1974 Turkish drama film by Yılmaz Güney

Zavallılar is a 1974 Turkish film directed by Yılmaz Güney and written by Yılmaz Güney and Atıf Yılmaz. The cast includes Yılmaz Güney, Yıldırım Önal, Göktürk Güney, Hülya Şengül, Hakkı Güvenç, and Güven Şengil. It was produced by Güney Film.

After Güney had begun to shoot the film, he was imprisoned for sheltering anarchist students at his home. The destiny of Zavallılar seemed to be similar to other unfinished films such as Sergei Eisenstein’s Que Viva Mexico! and Marilyn Monroe’s Something's Got to Give. Güney planned to finish this film after his release, but as he wound up behind bars, he was unable to finish it. However, in the archives there were about 30 minutes of footage, and Atıf Yılmaz built upon this with fundamental changes in the scenario. Thus, Zavallılar has a reputation as being an “outer” film of the man from the “inside”.

In Güney's films, prison has always been a symbol referring to the first or last station of the bad fate or of being trapped. Prison has been a part of both his films and his individual life. In Zavallılar, however, prison is a place sheltering poor, unemployed, and desperate people and a place where they can eat their fill.
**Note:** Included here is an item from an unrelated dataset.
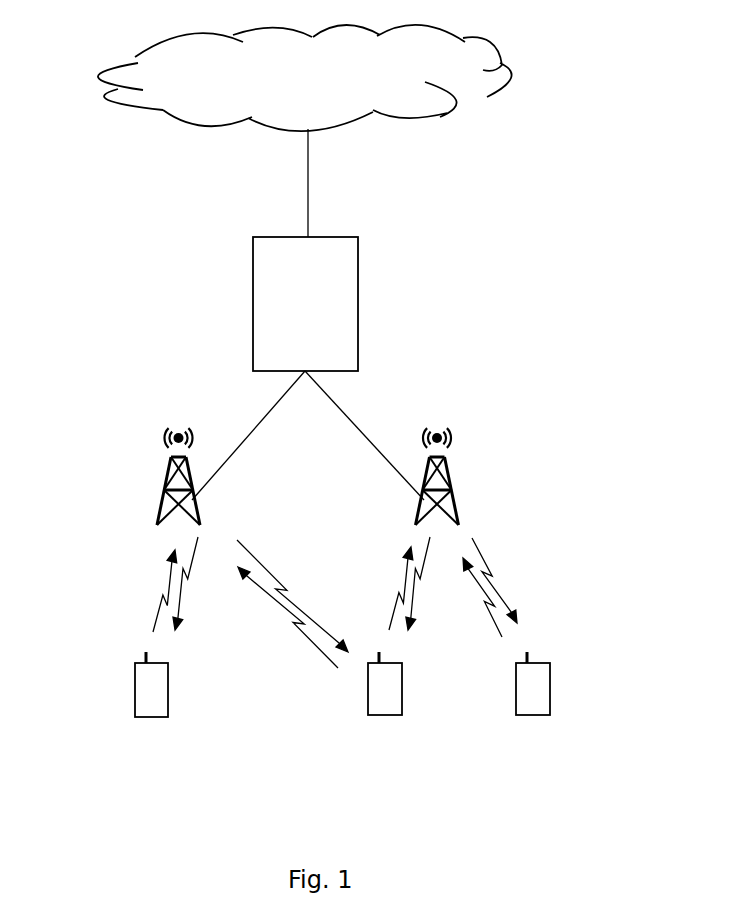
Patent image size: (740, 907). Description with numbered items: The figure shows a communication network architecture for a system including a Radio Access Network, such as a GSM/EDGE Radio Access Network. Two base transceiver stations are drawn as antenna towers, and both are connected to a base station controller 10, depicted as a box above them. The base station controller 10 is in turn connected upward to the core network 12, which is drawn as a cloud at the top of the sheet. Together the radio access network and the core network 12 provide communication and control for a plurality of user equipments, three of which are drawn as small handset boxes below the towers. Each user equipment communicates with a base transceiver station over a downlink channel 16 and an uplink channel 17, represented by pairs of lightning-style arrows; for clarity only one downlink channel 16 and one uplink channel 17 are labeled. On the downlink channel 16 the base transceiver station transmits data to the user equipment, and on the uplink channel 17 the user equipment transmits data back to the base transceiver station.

Zavallılar is a film with 3 protagonists: Abuzer (performed by Yılmaz Güney), Arap (performed by Güven Şengil), and Hacı (performed by Yıldırım Önal). The “wretches” are people crushed, looked down, excluded by the society, they are real miserables. The film begins with the anxiety of the protagonists about their coming out. They beg to stay at least until spring, because they do not have anyone or any place to which they belong to. The film shows retrospectively the facts that caused them to go behind bars. While telling their story, Yılmaz and Güney touch sorespots of the society, and refer to certain deviating situations.

Arap has been imprisoned because of his employer, against whose unjust behaviour he opposed. His employer promised him a place in a building, that he would use as a little teahouse in return to stand guard of the building during its construction without pay. However, after the construction the employer dishonours his promise, and Arap tried to fight, but he finds himself at the prison. The labour under an illusionment of Arap symbolizes the labor exploitation and lack of social security.

Hacı has been imprisoned because of the double-crossing of a prostitute, whom he dreamed to live with. Hacı's drama does not only narrates loneliness and lovelessness. At the same time, it shows the by-products of the capitalist order, which develop alongside but which are not visible as long as one “keeps out”, like worthlessness, prostitution, procuration, and bravado. Abuzer saw his mother killing a man, to whom her husband sold her. After that, Abuzer is pushed to evilness and crime, as he does not have any shelter or a family anymore. The last scene is one which becomes imprinted in the memory of those who watch the film. It makes the fact visible, what an innocent child can become due to the lack of social conscience.

Zavallılar sets forth a lot of problems and conflicts without mentioning their roots. With this approach Güney continues, with the help of Yılmaz, his documentary behaviour. It shows realities without any interpretation to the audience. Again, Zavallılar has an uncertain end, as in Umut and most of his other films.